Mortgage lenders can no longer have to check whether homeowners can afford mortgage payments at higher interest rates after the Bank of England has ditched the rule originally designed to avoid another 2007 style credit crunch. The rule was originally introduced in 2014 and it was intended to make sure that the borrowers did not take on more debt than they could afford, and potentially “amplify” an economic downturn and put financial stability at risk.
The decision to withdraw the affordability test comes despite the Bank of England having raised interest rates for the fifth time in a row as parts of its efforts to tackle soaring inflation, meaning some mortgage borrowers could be in line for higher repayments.
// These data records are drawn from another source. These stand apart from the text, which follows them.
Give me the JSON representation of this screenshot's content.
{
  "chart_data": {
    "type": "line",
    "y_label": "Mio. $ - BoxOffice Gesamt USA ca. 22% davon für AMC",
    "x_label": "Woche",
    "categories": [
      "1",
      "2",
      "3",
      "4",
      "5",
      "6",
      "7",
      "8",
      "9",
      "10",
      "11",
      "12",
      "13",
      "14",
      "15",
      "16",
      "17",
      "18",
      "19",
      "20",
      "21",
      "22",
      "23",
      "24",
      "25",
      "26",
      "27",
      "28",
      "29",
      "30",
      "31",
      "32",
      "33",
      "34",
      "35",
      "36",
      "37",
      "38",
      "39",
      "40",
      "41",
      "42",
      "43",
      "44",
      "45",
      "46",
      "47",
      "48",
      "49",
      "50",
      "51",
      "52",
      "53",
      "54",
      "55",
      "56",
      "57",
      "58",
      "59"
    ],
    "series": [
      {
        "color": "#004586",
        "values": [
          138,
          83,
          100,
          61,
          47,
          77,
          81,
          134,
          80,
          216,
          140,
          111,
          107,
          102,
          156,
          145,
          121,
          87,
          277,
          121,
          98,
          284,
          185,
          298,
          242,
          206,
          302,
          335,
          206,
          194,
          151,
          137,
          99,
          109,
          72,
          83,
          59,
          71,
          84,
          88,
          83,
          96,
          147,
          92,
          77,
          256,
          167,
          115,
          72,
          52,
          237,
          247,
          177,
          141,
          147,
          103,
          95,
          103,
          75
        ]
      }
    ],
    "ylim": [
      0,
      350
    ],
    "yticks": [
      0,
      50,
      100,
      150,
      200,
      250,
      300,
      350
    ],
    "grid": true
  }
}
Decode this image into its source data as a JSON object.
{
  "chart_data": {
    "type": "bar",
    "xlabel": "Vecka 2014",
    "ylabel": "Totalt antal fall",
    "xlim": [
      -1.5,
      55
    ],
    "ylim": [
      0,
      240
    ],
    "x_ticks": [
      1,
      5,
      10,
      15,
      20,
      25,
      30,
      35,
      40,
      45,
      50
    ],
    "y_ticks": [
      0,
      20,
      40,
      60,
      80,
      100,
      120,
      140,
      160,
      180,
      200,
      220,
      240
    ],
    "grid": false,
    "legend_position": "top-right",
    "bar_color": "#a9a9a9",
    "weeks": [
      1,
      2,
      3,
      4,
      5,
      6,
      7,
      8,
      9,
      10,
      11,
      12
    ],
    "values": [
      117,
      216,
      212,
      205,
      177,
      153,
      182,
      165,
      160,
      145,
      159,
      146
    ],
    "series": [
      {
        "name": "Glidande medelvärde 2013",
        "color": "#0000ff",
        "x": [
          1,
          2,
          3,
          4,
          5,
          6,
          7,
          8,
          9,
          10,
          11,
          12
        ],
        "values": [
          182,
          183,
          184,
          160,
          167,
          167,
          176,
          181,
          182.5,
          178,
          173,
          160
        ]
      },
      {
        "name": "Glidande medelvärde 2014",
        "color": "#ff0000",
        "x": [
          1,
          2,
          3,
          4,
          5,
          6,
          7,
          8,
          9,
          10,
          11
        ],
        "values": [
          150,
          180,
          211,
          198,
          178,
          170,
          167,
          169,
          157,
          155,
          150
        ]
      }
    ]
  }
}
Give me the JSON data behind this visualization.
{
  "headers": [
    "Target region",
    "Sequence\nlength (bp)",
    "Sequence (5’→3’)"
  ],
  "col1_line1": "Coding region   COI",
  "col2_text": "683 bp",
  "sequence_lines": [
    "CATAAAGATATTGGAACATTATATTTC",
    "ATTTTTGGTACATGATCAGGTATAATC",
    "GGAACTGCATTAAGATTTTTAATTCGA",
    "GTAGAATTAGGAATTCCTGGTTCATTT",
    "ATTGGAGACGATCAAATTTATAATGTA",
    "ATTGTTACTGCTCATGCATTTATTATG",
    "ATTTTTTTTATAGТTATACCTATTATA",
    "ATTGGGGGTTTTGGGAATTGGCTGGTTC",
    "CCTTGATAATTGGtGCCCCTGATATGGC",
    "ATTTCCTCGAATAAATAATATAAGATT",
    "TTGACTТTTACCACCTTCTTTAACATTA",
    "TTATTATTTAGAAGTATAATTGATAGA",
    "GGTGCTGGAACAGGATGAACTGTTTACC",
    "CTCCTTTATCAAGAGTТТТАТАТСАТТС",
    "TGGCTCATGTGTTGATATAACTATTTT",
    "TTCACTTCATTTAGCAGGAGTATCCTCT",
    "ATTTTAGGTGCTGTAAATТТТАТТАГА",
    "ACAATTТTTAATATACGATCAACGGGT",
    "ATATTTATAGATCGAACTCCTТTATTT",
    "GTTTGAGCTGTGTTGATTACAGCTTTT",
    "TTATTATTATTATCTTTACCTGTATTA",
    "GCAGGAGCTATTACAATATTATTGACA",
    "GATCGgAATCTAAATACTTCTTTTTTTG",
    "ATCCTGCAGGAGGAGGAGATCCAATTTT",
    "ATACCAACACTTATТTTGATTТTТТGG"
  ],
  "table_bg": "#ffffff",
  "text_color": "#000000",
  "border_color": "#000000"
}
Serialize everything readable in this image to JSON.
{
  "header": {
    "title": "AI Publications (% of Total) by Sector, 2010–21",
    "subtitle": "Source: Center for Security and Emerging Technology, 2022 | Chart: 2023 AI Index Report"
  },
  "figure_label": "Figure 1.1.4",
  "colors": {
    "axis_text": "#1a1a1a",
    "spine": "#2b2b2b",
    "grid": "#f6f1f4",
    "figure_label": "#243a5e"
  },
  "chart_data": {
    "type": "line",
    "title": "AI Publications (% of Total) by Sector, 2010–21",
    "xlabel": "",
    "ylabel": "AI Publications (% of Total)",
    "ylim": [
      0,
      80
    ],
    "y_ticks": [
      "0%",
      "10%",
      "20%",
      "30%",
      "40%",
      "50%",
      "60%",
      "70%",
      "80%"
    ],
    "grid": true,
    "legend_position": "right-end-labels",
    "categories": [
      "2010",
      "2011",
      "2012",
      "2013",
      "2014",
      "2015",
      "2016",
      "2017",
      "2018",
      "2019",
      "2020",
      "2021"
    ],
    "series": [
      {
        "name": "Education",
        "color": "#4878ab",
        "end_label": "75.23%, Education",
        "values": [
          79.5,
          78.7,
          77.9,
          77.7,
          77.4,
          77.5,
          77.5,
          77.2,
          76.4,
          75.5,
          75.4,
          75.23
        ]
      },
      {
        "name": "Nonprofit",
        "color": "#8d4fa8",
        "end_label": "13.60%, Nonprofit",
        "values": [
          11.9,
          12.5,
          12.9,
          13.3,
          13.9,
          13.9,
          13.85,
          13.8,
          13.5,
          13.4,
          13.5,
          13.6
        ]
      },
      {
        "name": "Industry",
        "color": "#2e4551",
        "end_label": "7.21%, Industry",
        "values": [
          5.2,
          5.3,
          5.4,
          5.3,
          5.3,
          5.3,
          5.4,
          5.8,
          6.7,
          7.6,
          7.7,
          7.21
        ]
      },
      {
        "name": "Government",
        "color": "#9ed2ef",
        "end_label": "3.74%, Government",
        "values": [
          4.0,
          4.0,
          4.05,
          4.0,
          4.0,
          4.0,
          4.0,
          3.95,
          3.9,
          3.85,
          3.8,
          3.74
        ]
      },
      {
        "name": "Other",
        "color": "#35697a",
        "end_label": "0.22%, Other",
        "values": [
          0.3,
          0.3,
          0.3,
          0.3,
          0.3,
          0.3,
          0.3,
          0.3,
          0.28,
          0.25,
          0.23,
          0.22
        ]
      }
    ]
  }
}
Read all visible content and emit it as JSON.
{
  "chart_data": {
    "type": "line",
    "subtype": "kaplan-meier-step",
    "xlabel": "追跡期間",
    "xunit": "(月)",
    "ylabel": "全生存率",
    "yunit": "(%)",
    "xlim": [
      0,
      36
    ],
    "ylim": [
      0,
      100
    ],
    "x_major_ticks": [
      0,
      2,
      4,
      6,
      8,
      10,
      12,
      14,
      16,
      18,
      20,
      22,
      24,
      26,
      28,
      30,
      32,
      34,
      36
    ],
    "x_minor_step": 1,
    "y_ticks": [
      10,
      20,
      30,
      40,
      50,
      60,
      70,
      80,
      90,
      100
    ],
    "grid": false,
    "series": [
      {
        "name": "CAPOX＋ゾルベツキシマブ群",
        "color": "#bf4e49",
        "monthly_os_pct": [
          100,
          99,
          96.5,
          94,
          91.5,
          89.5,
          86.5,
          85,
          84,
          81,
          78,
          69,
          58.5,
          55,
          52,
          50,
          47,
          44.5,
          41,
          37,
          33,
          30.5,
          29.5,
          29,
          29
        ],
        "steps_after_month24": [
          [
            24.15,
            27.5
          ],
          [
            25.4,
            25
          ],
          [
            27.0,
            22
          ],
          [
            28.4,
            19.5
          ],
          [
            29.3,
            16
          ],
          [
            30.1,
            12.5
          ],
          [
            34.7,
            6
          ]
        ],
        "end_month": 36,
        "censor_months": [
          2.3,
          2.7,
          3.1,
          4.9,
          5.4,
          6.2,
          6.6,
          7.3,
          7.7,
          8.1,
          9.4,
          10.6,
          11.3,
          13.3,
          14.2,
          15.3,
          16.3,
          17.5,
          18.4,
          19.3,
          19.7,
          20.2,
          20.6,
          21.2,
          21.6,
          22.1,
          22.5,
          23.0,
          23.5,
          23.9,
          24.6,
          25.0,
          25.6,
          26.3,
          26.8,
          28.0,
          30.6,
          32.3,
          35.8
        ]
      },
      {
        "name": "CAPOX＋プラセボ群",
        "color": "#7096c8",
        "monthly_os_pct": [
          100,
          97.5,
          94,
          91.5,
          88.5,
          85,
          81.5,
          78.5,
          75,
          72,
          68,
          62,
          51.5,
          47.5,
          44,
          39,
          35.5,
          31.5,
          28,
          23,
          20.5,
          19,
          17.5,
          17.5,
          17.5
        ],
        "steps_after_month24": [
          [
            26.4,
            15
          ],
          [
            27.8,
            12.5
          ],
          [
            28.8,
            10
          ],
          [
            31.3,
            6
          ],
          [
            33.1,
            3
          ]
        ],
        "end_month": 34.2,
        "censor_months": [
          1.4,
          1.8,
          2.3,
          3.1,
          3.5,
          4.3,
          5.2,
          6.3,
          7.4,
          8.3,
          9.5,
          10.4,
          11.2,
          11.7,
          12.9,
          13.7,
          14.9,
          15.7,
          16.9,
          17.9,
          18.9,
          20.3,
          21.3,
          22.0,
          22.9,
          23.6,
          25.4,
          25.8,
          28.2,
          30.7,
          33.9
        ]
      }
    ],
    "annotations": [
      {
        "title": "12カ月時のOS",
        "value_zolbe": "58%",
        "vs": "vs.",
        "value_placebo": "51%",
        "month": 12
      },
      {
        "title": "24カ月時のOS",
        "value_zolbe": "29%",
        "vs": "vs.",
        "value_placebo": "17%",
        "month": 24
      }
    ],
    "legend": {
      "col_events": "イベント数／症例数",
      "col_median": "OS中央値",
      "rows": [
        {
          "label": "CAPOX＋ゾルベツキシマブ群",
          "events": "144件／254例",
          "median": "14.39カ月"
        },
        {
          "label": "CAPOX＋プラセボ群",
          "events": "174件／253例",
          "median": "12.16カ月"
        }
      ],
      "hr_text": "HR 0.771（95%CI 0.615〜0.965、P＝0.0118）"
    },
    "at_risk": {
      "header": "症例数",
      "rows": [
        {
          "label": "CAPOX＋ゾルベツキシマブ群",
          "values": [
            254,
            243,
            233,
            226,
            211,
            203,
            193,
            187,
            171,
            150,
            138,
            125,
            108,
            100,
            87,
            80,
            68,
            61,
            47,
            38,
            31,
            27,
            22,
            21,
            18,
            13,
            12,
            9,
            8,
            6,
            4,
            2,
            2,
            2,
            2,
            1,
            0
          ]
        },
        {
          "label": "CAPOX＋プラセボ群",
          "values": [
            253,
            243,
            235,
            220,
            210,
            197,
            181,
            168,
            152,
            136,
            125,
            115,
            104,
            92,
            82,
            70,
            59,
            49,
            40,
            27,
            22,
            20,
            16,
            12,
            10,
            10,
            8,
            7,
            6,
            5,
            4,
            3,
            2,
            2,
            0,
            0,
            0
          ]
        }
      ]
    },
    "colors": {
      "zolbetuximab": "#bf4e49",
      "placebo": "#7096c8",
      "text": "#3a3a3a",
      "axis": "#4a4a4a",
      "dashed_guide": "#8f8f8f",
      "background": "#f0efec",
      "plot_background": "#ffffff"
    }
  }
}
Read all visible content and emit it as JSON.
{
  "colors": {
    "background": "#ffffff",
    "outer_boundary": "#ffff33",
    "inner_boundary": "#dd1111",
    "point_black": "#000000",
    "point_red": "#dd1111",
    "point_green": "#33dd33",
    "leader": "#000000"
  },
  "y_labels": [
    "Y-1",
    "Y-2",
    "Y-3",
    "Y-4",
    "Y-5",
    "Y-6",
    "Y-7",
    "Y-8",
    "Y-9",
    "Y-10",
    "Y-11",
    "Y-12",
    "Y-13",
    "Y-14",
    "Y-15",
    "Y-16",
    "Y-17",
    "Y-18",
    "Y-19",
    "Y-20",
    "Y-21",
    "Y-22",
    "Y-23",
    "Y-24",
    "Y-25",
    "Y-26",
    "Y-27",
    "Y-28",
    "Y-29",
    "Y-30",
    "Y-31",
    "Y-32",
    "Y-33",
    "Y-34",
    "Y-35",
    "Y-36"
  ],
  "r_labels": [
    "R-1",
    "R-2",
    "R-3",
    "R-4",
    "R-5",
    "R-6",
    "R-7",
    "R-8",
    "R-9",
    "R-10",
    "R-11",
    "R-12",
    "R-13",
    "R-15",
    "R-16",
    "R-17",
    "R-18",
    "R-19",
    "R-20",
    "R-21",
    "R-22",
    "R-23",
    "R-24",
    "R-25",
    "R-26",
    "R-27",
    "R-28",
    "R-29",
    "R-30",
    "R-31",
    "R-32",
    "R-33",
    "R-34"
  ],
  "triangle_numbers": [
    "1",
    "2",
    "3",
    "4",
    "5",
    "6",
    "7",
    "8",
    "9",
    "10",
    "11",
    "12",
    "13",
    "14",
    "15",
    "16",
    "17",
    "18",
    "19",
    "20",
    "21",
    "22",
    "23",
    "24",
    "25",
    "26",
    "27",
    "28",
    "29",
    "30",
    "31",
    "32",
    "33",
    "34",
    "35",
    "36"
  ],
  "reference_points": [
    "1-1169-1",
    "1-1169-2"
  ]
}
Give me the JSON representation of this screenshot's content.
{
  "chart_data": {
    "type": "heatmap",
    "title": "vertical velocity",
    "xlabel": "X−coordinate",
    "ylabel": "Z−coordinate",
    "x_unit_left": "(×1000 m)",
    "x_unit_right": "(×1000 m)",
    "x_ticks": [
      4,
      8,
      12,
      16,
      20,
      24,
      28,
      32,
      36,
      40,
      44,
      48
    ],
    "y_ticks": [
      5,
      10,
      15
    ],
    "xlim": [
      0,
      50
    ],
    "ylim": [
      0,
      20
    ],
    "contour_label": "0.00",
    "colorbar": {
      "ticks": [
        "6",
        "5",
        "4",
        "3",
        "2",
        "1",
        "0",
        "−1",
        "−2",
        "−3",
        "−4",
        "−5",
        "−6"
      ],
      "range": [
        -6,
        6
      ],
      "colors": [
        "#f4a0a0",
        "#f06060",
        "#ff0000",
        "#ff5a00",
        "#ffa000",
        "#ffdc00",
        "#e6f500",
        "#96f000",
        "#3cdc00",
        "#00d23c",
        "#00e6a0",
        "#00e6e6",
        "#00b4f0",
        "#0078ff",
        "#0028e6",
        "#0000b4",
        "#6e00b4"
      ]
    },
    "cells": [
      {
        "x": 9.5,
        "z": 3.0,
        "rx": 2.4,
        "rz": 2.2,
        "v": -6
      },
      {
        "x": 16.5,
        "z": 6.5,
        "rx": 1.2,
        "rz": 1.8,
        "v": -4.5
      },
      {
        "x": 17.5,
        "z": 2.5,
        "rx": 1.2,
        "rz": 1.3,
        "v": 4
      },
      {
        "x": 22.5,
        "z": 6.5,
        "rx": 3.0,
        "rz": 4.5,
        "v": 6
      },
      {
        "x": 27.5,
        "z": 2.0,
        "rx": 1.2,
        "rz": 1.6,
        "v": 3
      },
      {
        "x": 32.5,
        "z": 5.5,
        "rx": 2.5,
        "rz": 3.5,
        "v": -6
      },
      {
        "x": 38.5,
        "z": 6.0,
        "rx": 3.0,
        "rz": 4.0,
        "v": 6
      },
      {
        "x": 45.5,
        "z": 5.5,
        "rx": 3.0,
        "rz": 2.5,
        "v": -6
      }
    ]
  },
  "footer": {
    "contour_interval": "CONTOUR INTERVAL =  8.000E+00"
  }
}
The Bank of England which originally consulted on the changes in February 2022, confirmed it would scrap the affordability test after determined that other rules, including those that cap mortgages based on the income of borrowers, were “likely to play a stronger role” in guarding against an increase in household debt.
The central bank said in a statement that those other rules “ought to deliver the appropriate level of resilience to the UK financial system, but in a simpler, more predictable and more proportionate way”.
Experts said that while some might find the rule changes “baffling” in light of rising interest rates, the risks were relatively low, given the loan-to-income rules would remain in place.
Chris Sykes at the mortgage broker Private Finance added that the change would be positive news for borrowers who may be falling short on other affordability tests put in place by lenders who were taking the cost of living crisis into consideration. “This isn’t a case of the floodgates opening; in fact, whether the changed measures will even give flexibility close to that we saw when rates were 1% is a good question,” he said.
“Just because the recommendations change it doesn’t mean that banks will automatically change the way they look at things; they still have a duty of care, have to be seen to be lending reasonably and also have their own internal risks committees that they would need to get changes by.” “What this allow is for additional discretions or innovations by lenders. Perhaps it could inspire some lower stress rates for those that need it most with low income but with perfect credit and years of experience paying their rent.”